Rédigé par: Abou Touré   le: Samedi 18 Février 2017
Ils ont pris vos fonds d'urgence pour payer leurs rebelles mutins, et préfèrent vous gazer. Quelle ingratitude pour nos braves agriculteurs. N'a t-on pas dit que l'essort de ce pays repose sur l'agriculture ! Décidement le ciel se déchaine contre les complices des rebelles sanguinaires, par cette tempête de revendications financières tous azimuts et pourtant non concertées. Comme si cela ne suffisait pas il fallait que la situation économique du pays viennent à se dégrader avec la mévente du cacao pilier central de l'économie ivoirienne. Successions de revendications: mutins de tous ordres, fonctionnaires, retraités, élèves et étudiants, enfin les agriculteurs poumons de l'économie. Mêmes les pétroliers. Il ne reste plus que la grêve des femmes et que sais-encore! Les paysans n'ont jamais marché dans ce pays. C'est bien la preuve que le bateau ivoire tangue dangereusement dans un tsunami terrible qui risque d'emporter le régime. Finalement le coup de grace ne viendra pas d'où l'on pensait. On pourrait même dire que cerrains portent la poisse dès leur avènement. Qui donc est l'imposteur?
Rédigé par: papus   le: Vendredi 17 Février 2017
@ Beugre Julien,fonds de soutien,fonds de reserve,fonds d'urgence, peu importe l'appelation, ce fonds soutien tout sauf la baisse des cours.
Rédigé par: Remède africain : la grève   le: Jeudi 16 Février 2017
Ecran de fumé partout ! Ah la CI ma belle comme tu as des soucis... La grève est devenue la maladie préférée des ivoiriens ou le médicament à la mode pour savoir obtenir ce que l'on veut vite face au pouvoir !
Rédigé par: papus   le: Jeudi 16 Février 2017
@Beugre Julien patience! Au prochain Conseil des Ministres,Le Porte-Parole du gouvernement viendra faire son TALK-SHOW
Rédigé par: Beugré Julien   le: Jeudi 16 Février 2017
Et le fonds de soutien café-cacao?
Rédigé par: Forestier de Lahou   le: Jeudi 16 Février 2017
Le gouvernement dit "tout va très bien, fixons le prix à 10 000"... jusqu'au jour où on va découvrir que le cacao accumulé n'a pas le niveau de qualité requis.
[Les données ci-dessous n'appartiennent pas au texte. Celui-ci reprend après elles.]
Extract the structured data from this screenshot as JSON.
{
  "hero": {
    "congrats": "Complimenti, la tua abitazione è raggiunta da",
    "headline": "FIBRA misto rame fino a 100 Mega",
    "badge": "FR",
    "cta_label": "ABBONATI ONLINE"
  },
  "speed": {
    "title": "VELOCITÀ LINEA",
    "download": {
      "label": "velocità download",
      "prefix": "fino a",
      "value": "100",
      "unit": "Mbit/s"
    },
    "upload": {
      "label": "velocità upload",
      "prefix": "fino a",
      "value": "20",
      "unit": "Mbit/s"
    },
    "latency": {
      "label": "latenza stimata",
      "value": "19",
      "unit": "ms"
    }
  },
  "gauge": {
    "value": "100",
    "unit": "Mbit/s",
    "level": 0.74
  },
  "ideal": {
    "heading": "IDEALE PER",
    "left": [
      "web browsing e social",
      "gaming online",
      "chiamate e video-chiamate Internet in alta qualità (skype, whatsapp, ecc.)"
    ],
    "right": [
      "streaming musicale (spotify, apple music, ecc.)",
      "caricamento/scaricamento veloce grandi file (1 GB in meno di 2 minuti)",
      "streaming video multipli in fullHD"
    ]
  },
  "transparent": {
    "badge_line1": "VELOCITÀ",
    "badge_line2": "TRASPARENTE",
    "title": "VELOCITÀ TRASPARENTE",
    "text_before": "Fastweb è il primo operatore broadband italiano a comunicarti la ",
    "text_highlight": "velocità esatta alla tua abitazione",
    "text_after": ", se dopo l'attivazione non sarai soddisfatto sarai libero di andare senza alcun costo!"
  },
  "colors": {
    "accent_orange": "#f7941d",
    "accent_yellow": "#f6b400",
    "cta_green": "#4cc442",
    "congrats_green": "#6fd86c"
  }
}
Rédigé par: Beugré Julien   le: Jeudi 16 Février 2017
Dans tout ça, que dit le gouvernement?
Rédigé par: papus   le: Jeudi 16 Février 2017
En raison de l'importance vitale du cacao dans notre economie on est surpris parle mutisme de nos autorites sur cette greve des producteurs qui commence a perdurer. Ces agriculteurs doivent jouir des fruits de leurs productions nonobstant la baisse des prix internationaux surtout que les fonds d'urgence devraient en principe y pallier.
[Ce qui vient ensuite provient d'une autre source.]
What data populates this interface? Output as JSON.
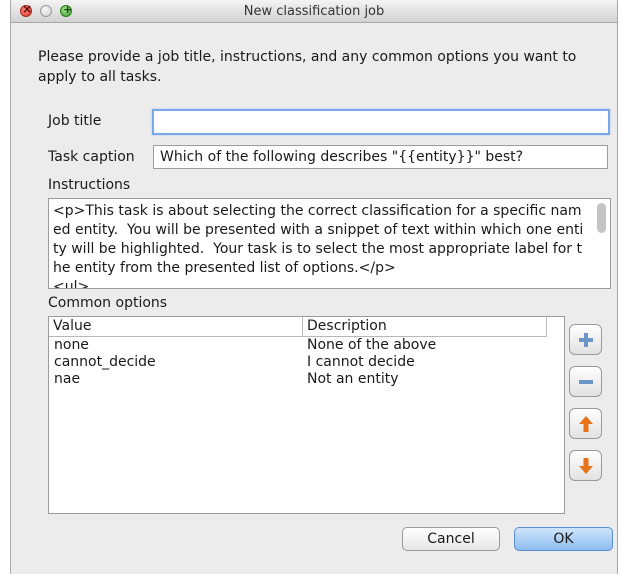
{
  "window": {
    "title": "New classification job"
  },
  "intro": "Please provide a job title, instructions, and any common options you want to apply to all tasks.",
  "form": {
    "job_title_label": "Job title",
    "job_title_value": "",
    "task_caption_label": "Task caption",
    "task_caption_value": "Which of the following describes \"{{entity}}\" best?",
    "instructions_label": "Instructions",
    "instructions_text": "<p>This task is about selecting the correct classification for a specific named entity.  You will be presented with a snippet of text within which one entity will be highlighted.  Your task is to select the most appropriate label for the entity from the presented list of options.</p>\n<ul>"
  },
  "options": {
    "label": "Common options",
    "columns": [
      "Value",
      "Description"
    ],
    "rows": [
      {
        "value": "none",
        "description": "None of the above"
      },
      {
        "value": "cannot_decide",
        "description": "I cannot decide"
      },
      {
        "value": "nae",
        "description": "Not an entity"
      }
    ]
  },
  "side_buttons": {
    "icons": [
      "plus-icon",
      "minus-icon",
      "arrow-up-icon",
      "arrow-down-icon"
    ],
    "colors": {
      "plus_minus": "#6a96c8",
      "arrows": "#e8731b"
    }
  },
  "buttons": {
    "cancel": "Cancel",
    "ok": "OK"
  }
}
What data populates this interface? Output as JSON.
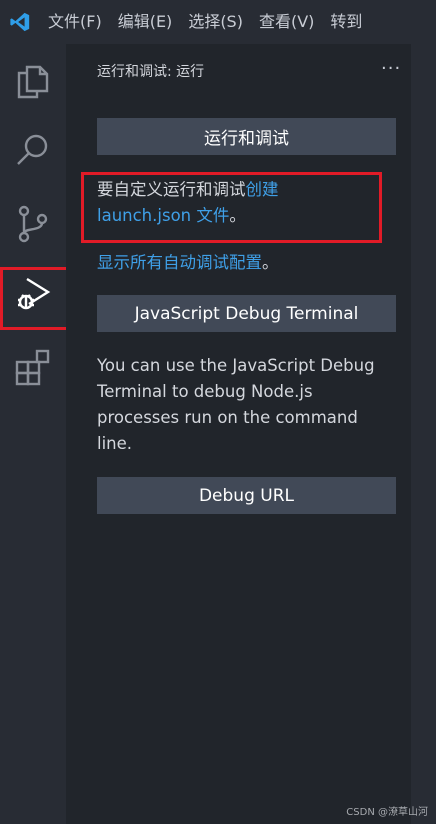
{
  "menu": {
    "file": "文件(F)",
    "edit": "编辑(E)",
    "selection": "选择(S)",
    "view": "查看(V)",
    "go": "转到"
  },
  "sidebar": {
    "title": "运行和调试: 运行",
    "run_debug_button": "运行和调试",
    "customize_text": "要自定义运行和调试",
    "create_link": "创建",
    "launch_link": "launch.json 文件",
    "period": "。",
    "show_all_link": "显示所有自动调试配置",
    "show_all_period": "。",
    "js_terminal_button": "JavaScript Debug Terminal",
    "js_terminal_desc": "You can use the JavaScript Debug Terminal to debug Node.js processes run on the command line.",
    "debug_url_button": "Debug URL"
  },
  "watermark": "CSDN @潦草山河",
  "colors": {
    "accent_link": "#3fa0e8",
    "highlight_red": "#e11b27",
    "button_bg": "#414957"
  }
}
Rédigé par: papus   le: Jeudi 16 Février 2017
En raison de l'importance vitale du cacao dans notre economie on est surpris parle mutisme de nos autorites sur cette greve des producteurs qui commence a perdurer. Ces agriculteurs doivent jouir des fruits de leurs productions nonobstant la baisse des prix internationaux surtout que les fonds d'urgence devraient en principe y pallier.
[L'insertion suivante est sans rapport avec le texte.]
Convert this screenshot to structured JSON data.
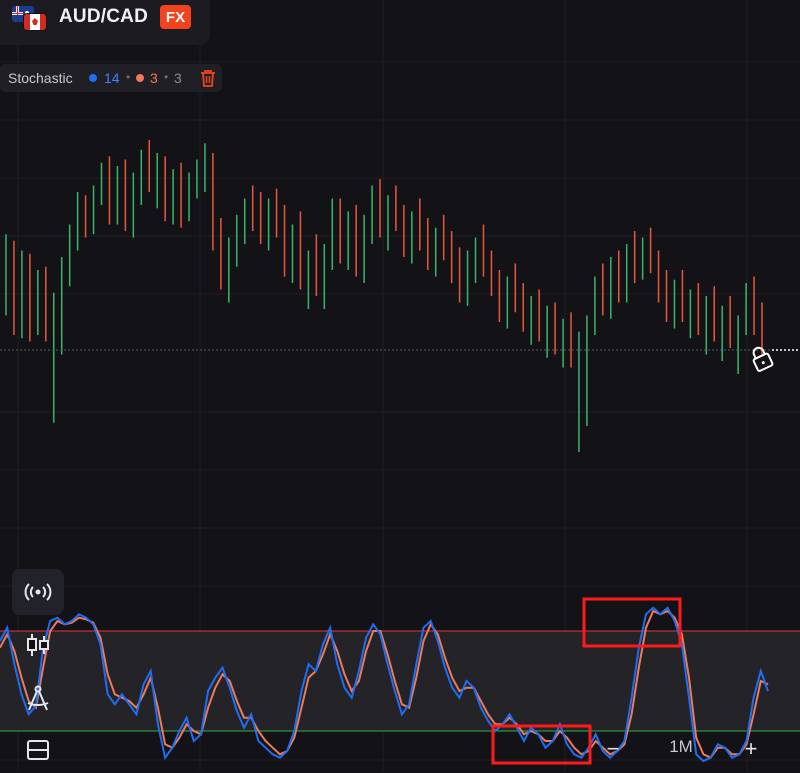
{
  "header": {
    "pair": "AUD/CAD",
    "badge": "FX"
  },
  "indicator": {
    "name": "Stochastic",
    "k_period": "14",
    "k_smoothing": "3",
    "d_period": "3",
    "k_color": "#1d6ef5",
    "d_color": "#f07a55"
  },
  "zoom": {
    "minus": "−",
    "level": "1M",
    "plus": "+"
  },
  "sidebar": {
    "icons": [
      "broadcast-icon",
      "candles-icon",
      "drawing-compass-icon",
      "layout-split-icon"
    ]
  },
  "colors": {
    "background": "#131317",
    "bull": "#3bb46c",
    "bear": "#e8573a",
    "overbought_line": "#e23a3a",
    "oversold_line": "#2bb24c",
    "highlight_box": "#ff1a1a"
  },
  "chart_data": {
    "type": "candlestick",
    "candles": [
      [
        0.52,
        0.71,
        0.46,
        0.63
      ],
      [
        0.63,
        0.69,
        0.4,
        0.46
      ],
      [
        0.46,
        0.66,
        0.39,
        0.6
      ],
      [
        0.6,
        0.65,
        0.38,
        0.49
      ],
      [
        0.49,
        0.6,
        0.4,
        0.55
      ],
      [
        0.55,
        0.61,
        0.38,
        0.41
      ],
      [
        0.41,
        0.53,
        0.13,
        0.48
      ],
      [
        0.48,
        0.64,
        0.34,
        0.58
      ],
      [
        0.58,
        0.74,
        0.55,
        0.72
      ],
      [
        0.72,
        0.84,
        0.66,
        0.8
      ],
      [
        0.8,
        0.83,
        0.7,
        0.74
      ],
      [
        0.74,
        0.86,
        0.71,
        0.83
      ],
      [
        0.83,
        0.93,
        0.8,
        0.9
      ],
      [
        0.9,
        0.95,
        0.74,
        0.77
      ],
      [
        0.77,
        0.92,
        0.74,
        0.89
      ],
      [
        0.89,
        0.94,
        0.72,
        0.76
      ],
      [
        0.76,
        0.9,
        0.7,
        0.86
      ],
      [
        0.86,
        0.97,
        0.8,
        0.94
      ],
      [
        0.94,
        1.0,
        0.84,
        0.87
      ],
      [
        0.87,
        0.96,
        0.79,
        0.92
      ],
      [
        0.92,
        0.95,
        0.75,
        0.8
      ],
      [
        0.8,
        0.91,
        0.74,
        0.88
      ],
      [
        0.88,
        0.93,
        0.73,
        0.78
      ],
      [
        0.78,
        0.9,
        0.75,
        0.86
      ],
      [
        0.86,
        0.94,
        0.82,
        0.9
      ],
      [
        0.9,
        0.99,
        0.84,
        0.93
      ],
      [
        0.93,
        0.96,
        0.66,
        0.69
      ],
      [
        0.69,
        0.76,
        0.54,
        0.58
      ],
      [
        0.58,
        0.7,
        0.5,
        0.66
      ],
      [
        0.66,
        0.77,
        0.61,
        0.73
      ],
      [
        0.73,
        0.82,
        0.68,
        0.79
      ],
      [
        0.79,
        0.86,
        0.72,
        0.76
      ],
      [
        0.76,
        0.84,
        0.68,
        0.7
      ],
      [
        0.7,
        0.82,
        0.66,
        0.78
      ],
      [
        0.78,
        0.85,
        0.7,
        0.74
      ],
      [
        0.74,
        0.8,
        0.58,
        0.62
      ],
      [
        0.62,
        0.74,
        0.56,
        0.7
      ],
      [
        0.7,
        0.78,
        0.54,
        0.58
      ],
      [
        0.58,
        0.66,
        0.48,
        0.62
      ],
      [
        0.62,
        0.71,
        0.52,
        0.55
      ],
      [
        0.55,
        0.68,
        0.48,
        0.64
      ],
      [
        0.64,
        0.82,
        0.6,
        0.79
      ],
      [
        0.79,
        0.82,
        0.62,
        0.66
      ],
      [
        0.66,
        0.78,
        0.6,
        0.74
      ],
      [
        0.74,
        0.8,
        0.58,
        0.62
      ],
      [
        0.62,
        0.77,
        0.56,
        0.72
      ],
      [
        0.72,
        0.86,
        0.68,
        0.82
      ],
      [
        0.82,
        0.88,
        0.7,
        0.74
      ],
      [
        0.74,
        0.83,
        0.66,
        0.79
      ],
      [
        0.79,
        0.86,
        0.72,
        0.76
      ],
      [
        0.76,
        0.8,
        0.64,
        0.68
      ],
      [
        0.68,
        0.78,
        0.62,
        0.74
      ],
      [
        0.74,
        0.82,
        0.66,
        0.7
      ],
      [
        0.7,
        0.76,
        0.6,
        0.64
      ],
      [
        0.64,
        0.73,
        0.58,
        0.7
      ],
      [
        0.7,
        0.77,
        0.63,
        0.66
      ],
      [
        0.66,
        0.72,
        0.56,
        0.6
      ],
      [
        0.6,
        0.67,
        0.5,
        0.56
      ],
      [
        0.56,
        0.66,
        0.49,
        0.62
      ],
      [
        0.62,
        0.7,
        0.56,
        0.66
      ],
      [
        0.66,
        0.74,
        0.58,
        0.6
      ],
      [
        0.6,
        0.66,
        0.52,
        0.55
      ],
      [
        0.55,
        0.6,
        0.44,
        0.5
      ],
      [
        0.5,
        0.58,
        0.42,
        0.54
      ],
      [
        0.54,
        0.62,
        0.47,
        0.5
      ],
      [
        0.5,
        0.56,
        0.41,
        0.45
      ],
      [
        0.45,
        0.52,
        0.37,
        0.48
      ],
      [
        0.48,
        0.54,
        0.38,
        0.42
      ],
      [
        0.42,
        0.49,
        0.33,
        0.46
      ],
      [
        0.46,
        0.5,
        0.34,
        0.38
      ],
      [
        0.38,
        0.45,
        0.3,
        0.42
      ],
      [
        0.42,
        0.47,
        0.3,
        0.35
      ],
      [
        0.35,
        0.41,
        0.04,
        0.38
      ],
      [
        0.38,
        0.46,
        0.12,
        0.43
      ],
      [
        0.43,
        0.58,
        0.4,
        0.55
      ],
      [
        0.55,
        0.62,
        0.46,
        0.49
      ],
      [
        0.49,
        0.64,
        0.45,
        0.6
      ],
      [
        0.6,
        0.66,
        0.5,
        0.53
      ],
      [
        0.53,
        0.68,
        0.5,
        0.65
      ],
      [
        0.65,
        0.72,
        0.56,
        0.62
      ],
      [
        0.62,
        0.7,
        0.57,
        0.68
      ],
      [
        0.68,
        0.73,
        0.59,
        0.62
      ],
      [
        0.62,
        0.66,
        0.5,
        0.54
      ],
      [
        0.54,
        0.6,
        0.44,
        0.5
      ],
      [
        0.5,
        0.57,
        0.42,
        0.55
      ],
      [
        0.55,
        0.6,
        0.44,
        0.47
      ],
      [
        0.47,
        0.54,
        0.39,
        0.51
      ],
      [
        0.51,
        0.56,
        0.4,
        0.43
      ],
      [
        0.43,
        0.52,
        0.34,
        0.48
      ],
      [
        0.48,
        0.55,
        0.38,
        0.41
      ],
      [
        0.41,
        0.49,
        0.32,
        0.45
      ],
      [
        0.45,
        0.52,
        0.36,
        0.39
      ],
      [
        0.39,
        0.46,
        0.28,
        0.43
      ],
      [
        0.43,
        0.56,
        0.4,
        0.53
      ],
      [
        0.53,
        0.58,
        0.4,
        0.44
      ],
      [
        0.44,
        0.5,
        0.34,
        0.38
      ]
    ],
    "stochastic": {
      "k": [
        74,
        82,
        60,
        42,
        30,
        35,
        70,
        86,
        88,
        84,
        86,
        90,
        88,
        84,
        72,
        42,
        36,
        42,
        36,
        30,
        48,
        56,
        24,
        4,
        10,
        20,
        28,
        14,
        18,
        44,
        52,
        58,
        46,
        32,
        22,
        30,
        14,
        10,
        6,
        4,
        8,
        20,
        44,
        60,
        56,
        72,
        82,
        60,
        46,
        40,
        56,
        76,
        84,
        78,
        60,
        44,
        30,
        36,
        60,
        82,
        86,
        74,
        58,
        46,
        40,
        50,
        46,
        34,
        26,
        20,
        24,
        30,
        22,
        14,
        22,
        18,
        10,
        14,
        24,
        12,
        6,
        4,
        10,
        18,
        8,
        4,
        8,
        14,
        40,
        70,
        90,
        94,
        90,
        94,
        86,
        72,
        40,
        6,
        2,
        4,
        12,
        10,
        4,
        6,
        14,
        40,
        56,
        44
      ],
      "d": [
        70,
        78,
        68,
        52,
        38,
        34,
        58,
        80,
        86,
        84,
        85,
        88,
        87,
        85,
        76,
        54,
        42,
        40,
        38,
        34,
        42,
        52,
        34,
        12,
        10,
        16,
        24,
        20,
        18,
        34,
        46,
        54,
        50,
        38,
        28,
        28,
        20,
        14,
        10,
        6,
        8,
        16,
        34,
        52,
        56,
        66,
        78,
        68,
        54,
        44,
        50,
        68,
        80,
        80,
        66,
        50,
        36,
        34,
        52,
        74,
        84,
        78,
        64,
        52,
        44,
        46,
        46,
        38,
        30,
        24,
        24,
        28,
        24,
        18,
        20,
        18,
        14,
        14,
        20,
        16,
        10,
        6,
        8,
        14,
        10,
        6,
        8,
        12,
        30,
        58,
        82,
        92,
        90,
        92,
        88,
        78,
        52,
        16,
        6,
        4,
        10,
        10,
        6,
        6,
        12,
        30,
        50,
        48
      ],
      "overbought": 80,
      "oversold": 20
    }
  }
}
Rédigé par: Forestier de Lahou   le: Mercredi 15 Février 2017
IL serait bon que les gens comprennent que le prix d'une denrée qui s'exporte ne se décrète pas, mais qu'il est soumis aux lois de l'offre et de la demande. Vouloir imposer et maintenir un prix c'est de la pure démagogie et cela ne peut amener que des déboires (c'est pareil pour le café, le latex d'hévéa, l'huile de palme, la banane, l'ananas, le pétrole et tous les produits miniers, même l'or et le diamant). Pour cette raison, en ce qui concerne le cacao et l'anacarde, il me semble préférable de rechercher une qualité irréprochable (plutôt qu'une certification bidon, voire frauduleuse)plutôt que vouloir à tout prix être le premier producteur mondial en termes de volume.